Same here. So far the same consumer group & topic it seems. Consumer group: post-process-forwarder Topic: events

hostalp avatar Apr 10 '24 13:04 hostalp

I'm sorry I can't hold this back

image

Jokes aside, I can't reproduce this on my end since I don't use Kafka anymore (I replaced it with Redpanda and I got no errors like this). Does this command still works?

sudo docker compose down && \ # We shutdown everything, but we only want to keep Kafka running
sudo docker compose up -d --wait kafka && \
sudo docker compose run --rm kafka kafka-consumer-groups --bootstrap-server kafka:9092 --group post-process-forwarder --delete && \  # Delete the post-process-forwarder consumer group
sudo docker compose run --rm kafka kafka-consumer-groups --bootstrap-server kafka:9092 --group post-process-forwarder --topic events --delete-offsets && \ # Delete events topic offsets from consumer group named post-process-forwarder on Kafka
sudo docker compose up -d # To start everything again

Let me know if that works.

aldy505 avatar Apr 11 '24 01:04 aldy505

@aldy505 Well, that approach could work too, however what I do in these cases is just a simple offset reset:

docker compose down -v
docker compose --env-file .env.custom up -d kafka
docker compose run --rm kafka kafka-consumer-groups --bootstrap-server kafka:9092 --reset-offsets --to-latest --execute --group post-process-forwarder --topic events
docker compose --env-file .env.custom up -d

or you can "optimistically" reset all of them:

docker compose run --rm kafka kafka-consumer-groups --bootstrap-server kafka:9092 --reset-offsets --to-latest --execute --all-groups --all-topics

hostalp avatar Apr 11 '24 12:04 hostalp

Unsure why this is only happening for post-process-forwarder, since I don't think that was converted to rust-consumer. Wondering if we are missing a --no-strict-offset-reset on the post-process-forwarder containers. Could you try adding that in the docker compose file? @hostalp @bobvandevijver

hubertdeng123 avatar Apr 12 '24 16:04 hubertdeng123

+1

erfantkerfan avatar Apr 14 '24 07:04 erfantkerfan

It looks like that reverting to the non-rust consumers has fixed it for now: I haven't seen the offset issue return since when I created the ticket and removed the kafka volumes.

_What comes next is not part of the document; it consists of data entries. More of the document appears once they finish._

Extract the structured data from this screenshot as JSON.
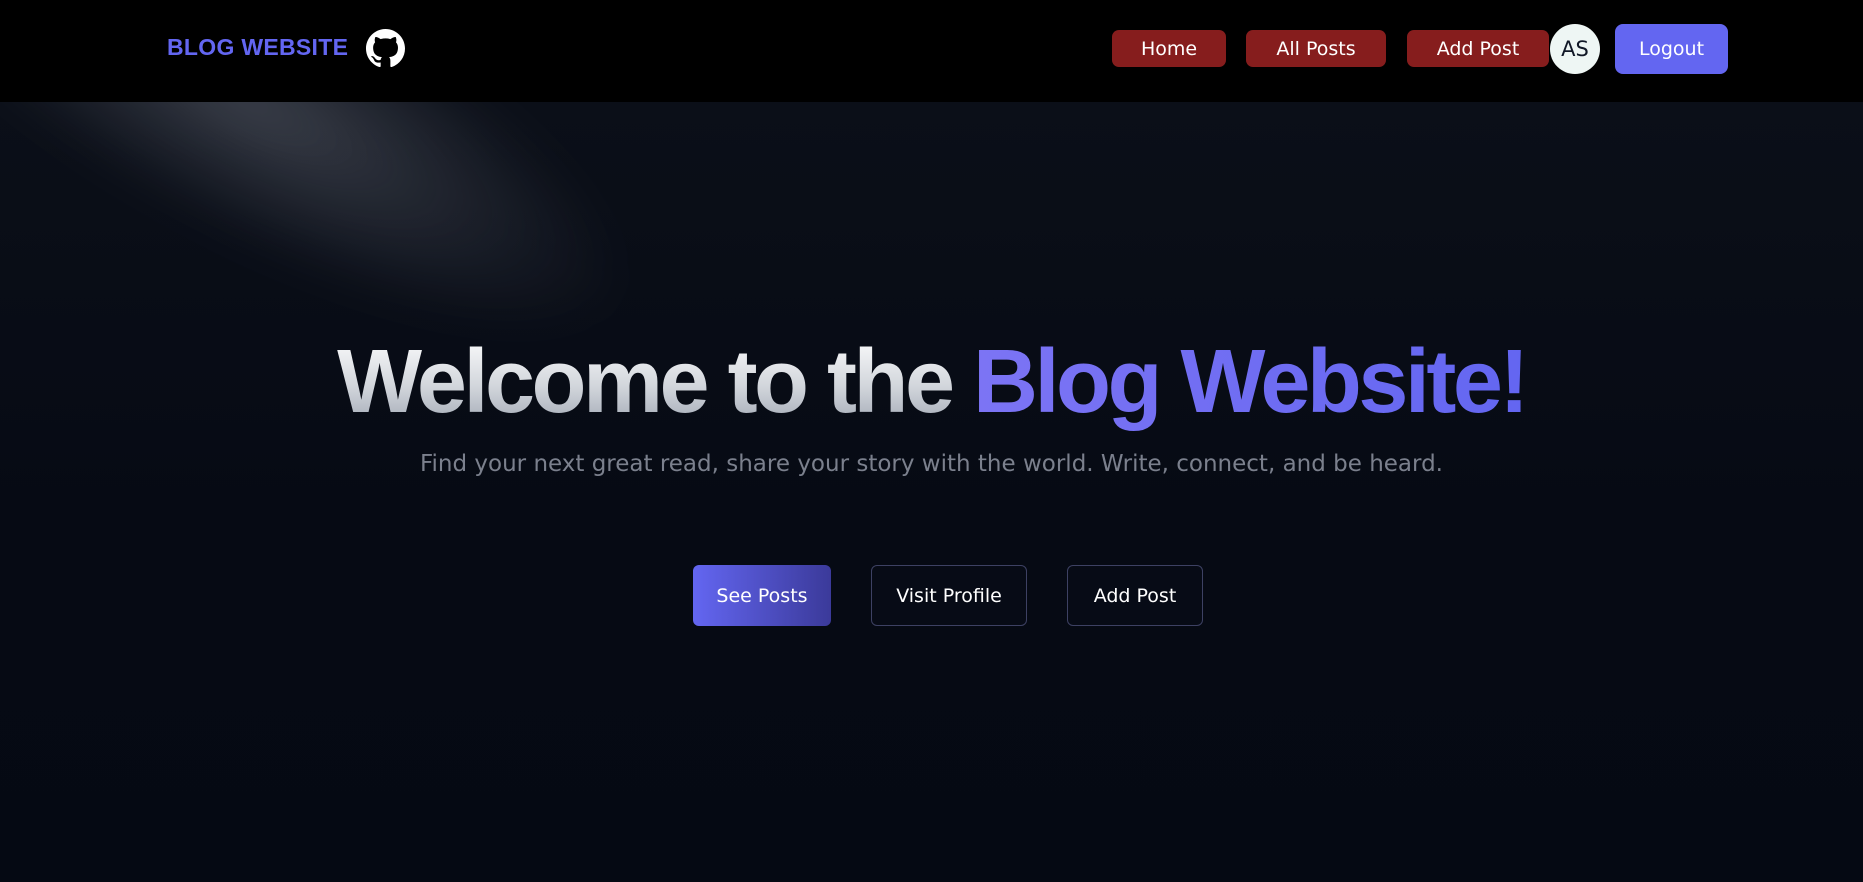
{
  "navbar": {
    "brand": "BLOG WEBSITE",
    "github_icon": "github-icon",
    "links": [
      "Home",
      "All Posts",
      "Add Post"
    ],
    "avatar_initials": "AS",
    "logout_label": "Logout"
  },
  "hero": {
    "headline_plain": "Welcome to the",
    "headline_accent": "Blog Website!",
    "tagline": "Find your next great read, share your story with the world. Write, connect, and be heard.",
    "buttons": {
      "see_posts": "See Posts",
      "visit_profile": "Visit Profile",
      "add_post": "Add Post"
    }
  },
  "colors": {
    "accent": "#6366f1",
    "nav_link_bg": "#861d1d",
    "navbar_bg": "#000000",
    "page_bg": "#030712"
  }
}
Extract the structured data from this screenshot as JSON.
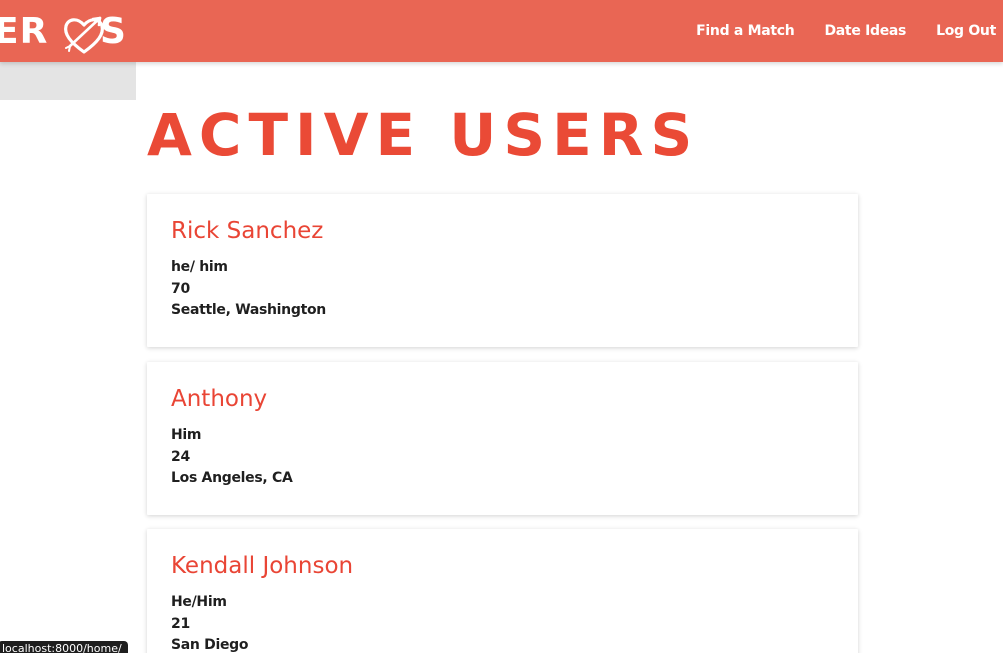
{
  "brand": {
    "logo_left": "ER",
    "logo_right": "S",
    "heart_icon": "heart-arrow-icon"
  },
  "nav": {
    "links": [
      {
        "label": "Find a Match"
      },
      {
        "label": "Date Ideas"
      },
      {
        "label": "Log Out"
      }
    ]
  },
  "page": {
    "title": "Active Users"
  },
  "users": [
    {
      "name": "Rick Sanchez",
      "pronouns": "he/ him",
      "age": "70",
      "location": "Seattle, Washington"
    },
    {
      "name": "Anthony",
      "pronouns": "Him",
      "age": "24",
      "location": "Los Angeles, CA"
    },
    {
      "name": "Kendall Johnson",
      "pronouns": "He/Him",
      "age": "21",
      "location": "San Diego"
    }
  ],
  "status_bar": {
    "url": "localhost:8000/home/"
  },
  "colors": {
    "navbar": "#e96654",
    "accent": "#ea4a36",
    "logo_box": "#e4e4e4"
  }
}
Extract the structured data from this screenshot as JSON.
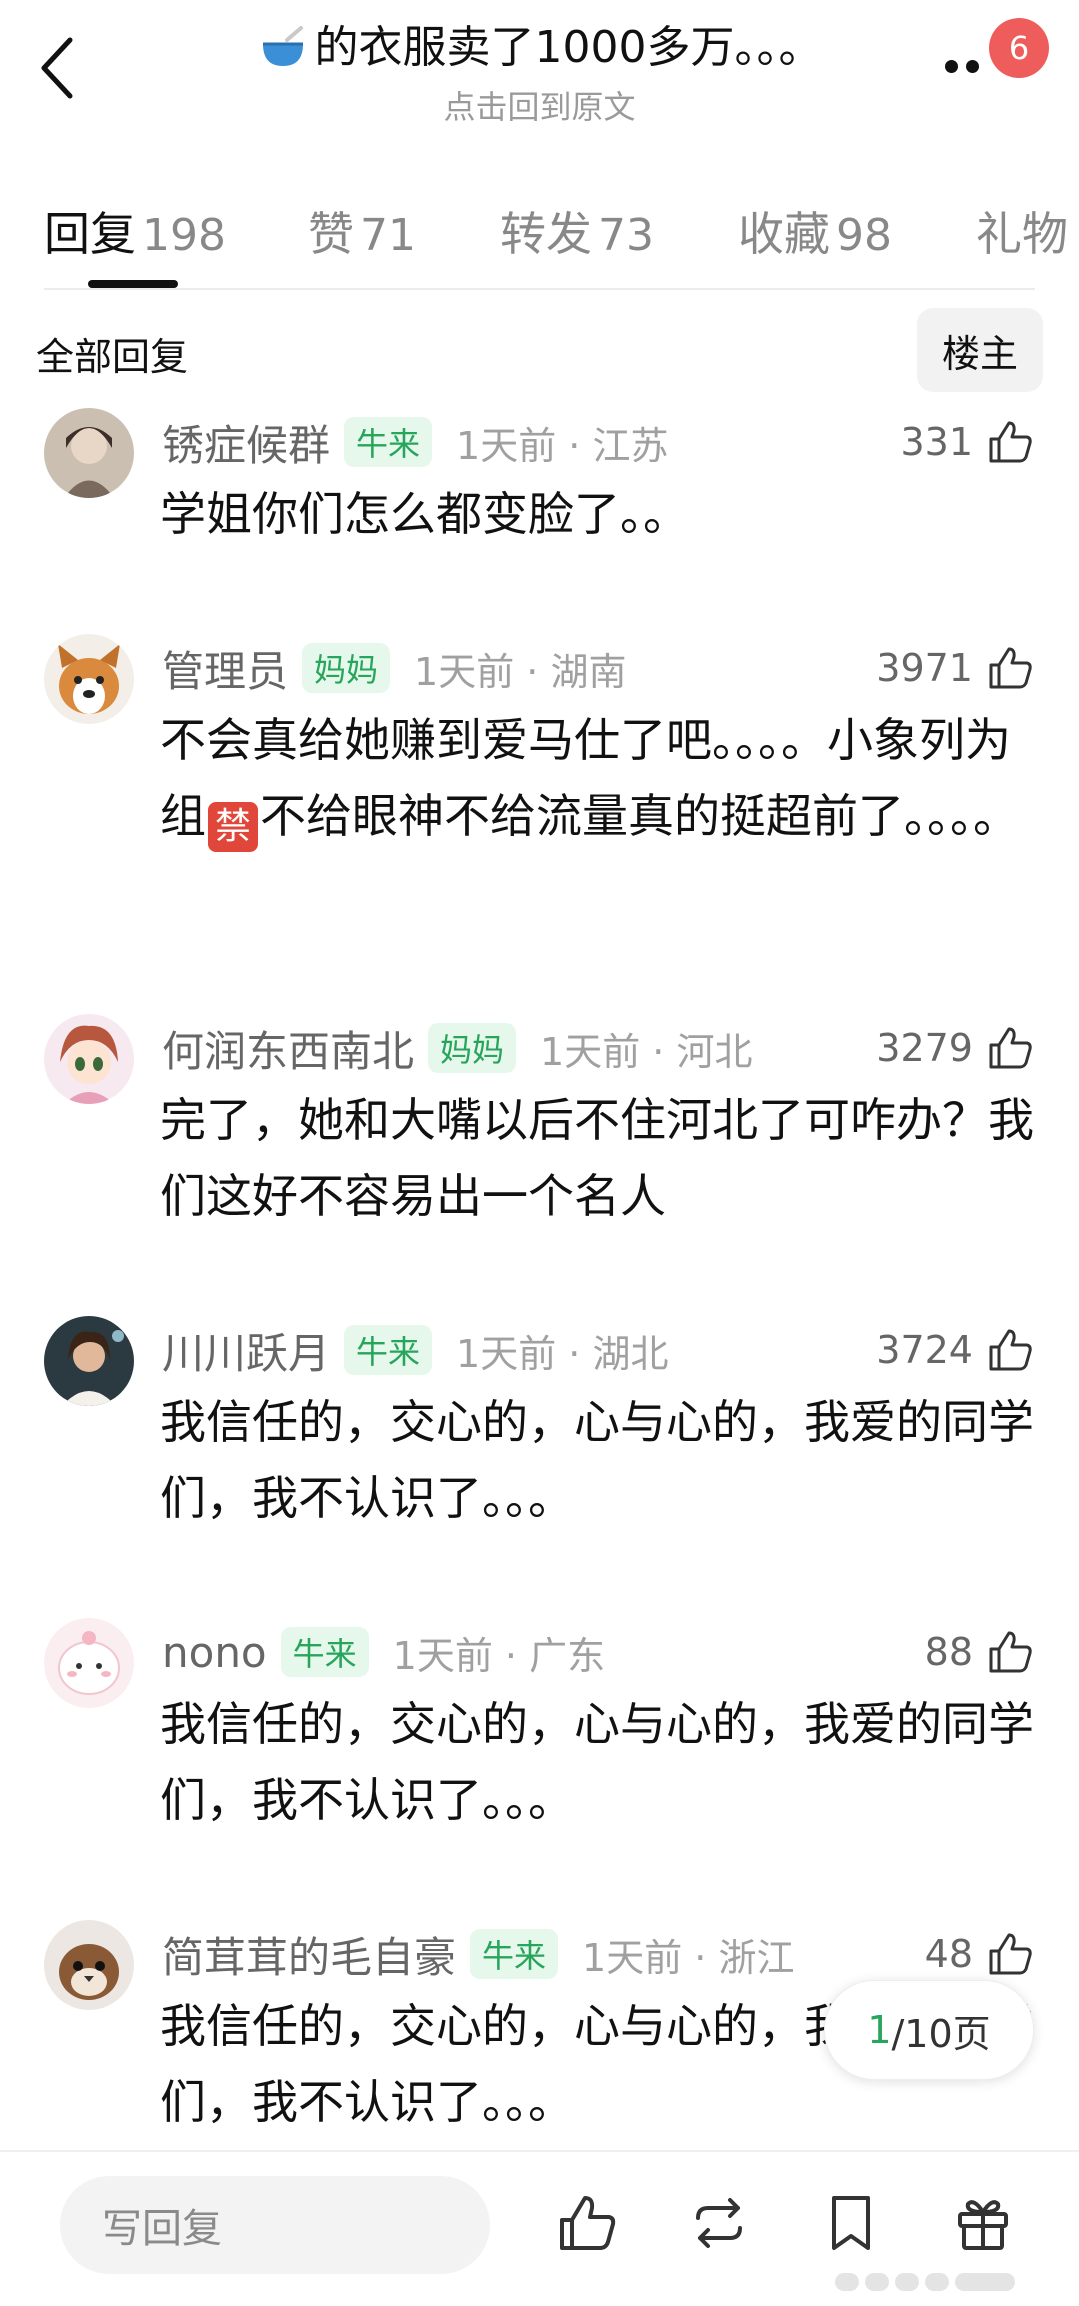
{
  "header": {
    "title_emoji": "bowl-icon",
    "title": "的衣服卖了1000多万。。。",
    "subtitle": "点击回到原文",
    "notification_count": "6"
  },
  "tabs": [
    {
      "label": "回复",
      "count": "198",
      "active": true
    },
    {
      "label": "赞",
      "count": "71"
    },
    {
      "label": "转发",
      "count": "73"
    },
    {
      "label": "收藏",
      "count": "98"
    },
    {
      "label": "礼物",
      "count": ""
    }
  ],
  "sort": {
    "all_label": "全部回复",
    "op_label": "楼主"
  },
  "comments": [
    {
      "username": "锈症候群",
      "badge": "牛来",
      "time": "1天前 · 江苏",
      "likes": "331",
      "content": "学姐你们怎么都变脸了。。"
    },
    {
      "username": "管理员",
      "badge": "妈妈",
      "time": "1天前 · 湖南",
      "likes": "3971",
      "content_before": "不会真给她赚到爱马仕了吧。。。。小象列为组",
      "emoji": "禁",
      "content_after": "不给眼神不给流量真的挺超前了。。。。"
    },
    {
      "username": "何润东西南北",
      "badge": "妈妈",
      "time": "1天前 · 河北",
      "likes": "3279",
      "content": "完了，她和大嘴以后不住河北了可咋办？我们这好不容易出一个名人"
    },
    {
      "username": "川川跃月",
      "badge": "牛来",
      "time": "1天前 · 湖北",
      "likes": "3724",
      "content": "我信任的，交心的，心与心的，我爱的同学们，我不认识了。。。"
    },
    {
      "username": "nono",
      "badge": "牛来",
      "time": "1天前 · 广东",
      "likes": "88",
      "content": "我信任的，交心的，心与心的，我爱的同学们，我不认识了。。。"
    },
    {
      "username": "简茸茸的毛自豪",
      "badge": "牛来",
      "time": "1天前 · 浙江",
      "likes": "48",
      "content": "我信任的，交心的，心与心的，我爱的同学们，我不认识了。。。"
    }
  ],
  "pagination": {
    "current": "1",
    "total": "/10页"
  },
  "bottom_bar": {
    "reply_placeholder": "写回复"
  },
  "colors": {
    "accent_green": "#27a55a",
    "badge_bg": "#e6f7ec",
    "notif_red": "#ef5c5c"
  }
}
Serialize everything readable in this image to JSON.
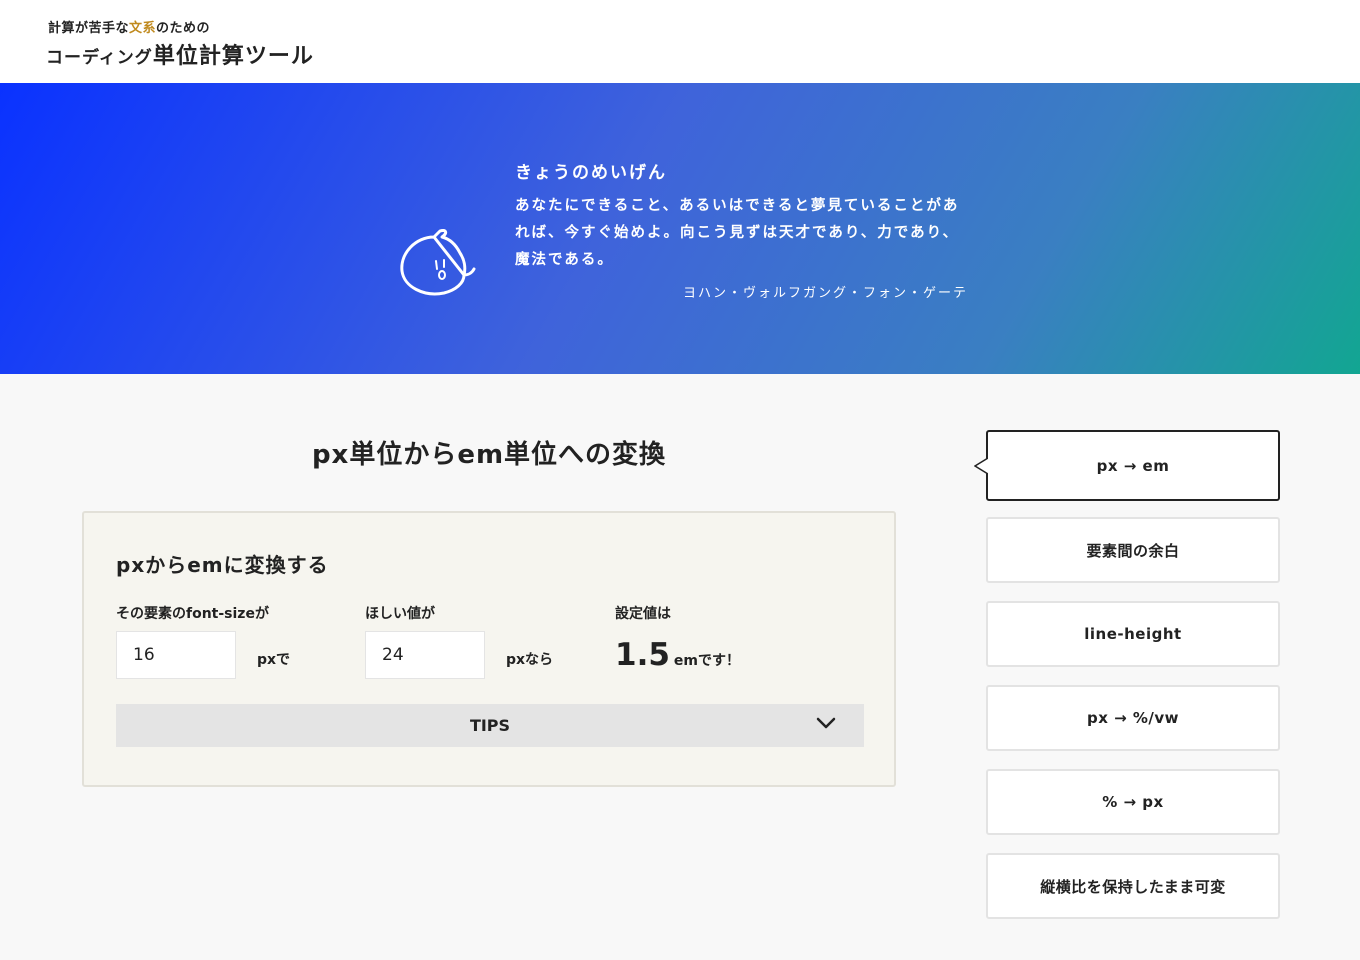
{
  "header": {
    "tagline_pre": "計算が苦手な",
    "tagline_accent": "文系",
    "tagline_post": "のための",
    "title_small": "コーディング",
    "title_main": "単位計算ツール",
    "accent_color": "#c08a1e"
  },
  "hero": {
    "mascot": "mascot-face-icon",
    "quote_title": "きょうのめいげん",
    "quote_text": "あなたにできること、あるいはできると夢見ていることがあれば、今すぐ始めよ。向こう見ずは天才であり、力であり、魔法である。",
    "author": "ヨハン・ヴォルフガング・フォン・ゲーテ",
    "gradient_colors": [
      "#0a32ff",
      "#3f63db",
      "#3a7fc2",
      "#12a692"
    ]
  },
  "main": {
    "heading": "px単位からem単位への変換",
    "card": {
      "title": "pxからemに変換する",
      "field1": {
        "label": "その要素のfont-sizeが",
        "value": "16",
        "unit": "pxで"
      },
      "field2": {
        "label": "ほしい値が",
        "value": "24",
        "unit": "pxなら"
      },
      "result": {
        "label": "設定値は",
        "value": "1.5",
        "suffix": "emです！"
      },
      "tips_label": "TIPS",
      "tips_icon": "chevron-down-icon"
    }
  },
  "sidebar": {
    "items": [
      {
        "label": "px → em",
        "active": true
      },
      {
        "label": "要素間の余白",
        "active": false
      },
      {
        "label": "line-height",
        "active": false
      },
      {
        "label": "px → %/vw",
        "active": false
      },
      {
        "label": "% → px",
        "active": false
      },
      {
        "label": "縦横比を保持したまま可変",
        "active": false
      }
    ]
  }
}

bobvandevijver avatar Apr 14 '24 08:04 bobvandevijver

I've on the other hand set the suggested --no-strict-offset-reset flag on all 3 post-process-forwarder consumers, however it may take days or even weeks to find out whether it really helped.

hostalp avatar Apr 15 '24 05:04 hostalp

I also reverted to the non-rust consumers, but today the 3 post-process-forwarder consumers failed again with OffsetOutOfRange errors

I will try to go back to the rust-consumers now, and add --no-strict-offset-reset the the post-process-forwarders

Does this command still works [...] Let me know if that works.

It works :-)

magnuslarsen avatar Apr 16 '24 08:04 magnuslarsen

I've since added --no-strict-offset-reset had no crashes (including the post-process-forwarders), which before adding the option crashed every 5 days or so

For me, this seems to have successfully fixed the issue, with seemingly no side effects :-)

magnuslarsen avatar Apr 29 '24 06:04 magnuslarsen

I concur.

hostalp avatar Apr 29 '24 13:04 hostalp

@hubertdeng123 @azaslavsky Do you think it's safe to put the --no-strict-offset-reset on some of the containers that don't have it by default (as in, hardcoded on the docker-compose.yml)? Can you validate that out with the code owners on Slack? Thanks!

aldy505 avatar Apr 29 '24 14:04 aldy505

~~Note that I did not add the --no-strict-offset-reset option, I only switched to the non-rust consumers. And the error hasn't returned since for us.~~

Update June 4th: The error did return, so now I did add --no-strict-offset-reset and reverted back to the rust consumers.

bobvandevijver avatar Apr 29 '24 14:04 bobvandevijver

I encountered the same issue. Initially, I upgraded to version 24.4.2, but ran into this problem: https://github.com/getsentry/self-hosted/issues/2876. Consequently, after restoring the entire Sentry system, I decided to upgrade to version 24.2.0 since it does not contain any rust-consumer.

Unfortunately, I encountered this issue, which was quite disappointing!

However, echoing what @hubertdeng123 suggested, adding --no-strict-offset-reset to the post-process-forwarder containers resolved the issue for me.

Additionally, I also have same concern with @aldy505 . I don't know it is safe to put --no-strict-offset-reset

liukch avatar Jun 04 '24 03:06 liukch

It should be safe to do, looks like we do that in prod. I'm going to put up a PR to add this option to the post process forwarders.

hubertdeng123 avatar Jun 04 '24 17:06 hubertdeng123

It should be safe to do, looks like we do that in prod. I'm going to put up a PR to add this option to the post process forwarders.

@hubertdeng123 I found this PR was be released in 24.5.1, but because of these issues https://github.com/getsentry/self-hosted/issues/2876 https://github.com/getsentry/snuba/issues/5707, we can not do any upgrade.

liukch avatar Jun 06 '24 06:06 liukch

It should be safe to do, looks like we do that in prod. I'm going to put up a PR to add this option to the post process forwarders.

@hubertdeng123 I found this PR was be released in 24.5.1, but because of these issues #2876 getsentry/snuba#5707, we can not do any upgrade.

@liukch Those two are separate issue. The massive ClickHouse logs don't really cause any ingestion or event issues on the running Sentry instance, so I'm wondering what's happening on your side that made you "can not do any upgrade". Would you please expand about that in a separate (or perhaps more relevant) issue?

aldy505 avatar Jun 06 '24 14:06 aldy505

@aldy505 ClickHouse generates a large number of logs, which is a serious problem in itself. Additionally, while generating a large number of logs, it can also cause transactions not to be accepted, as mentioned in https://github.com/getsentry/self-hosted/issues/2876

liukch avatar Jun 07 '24 02:06 liukch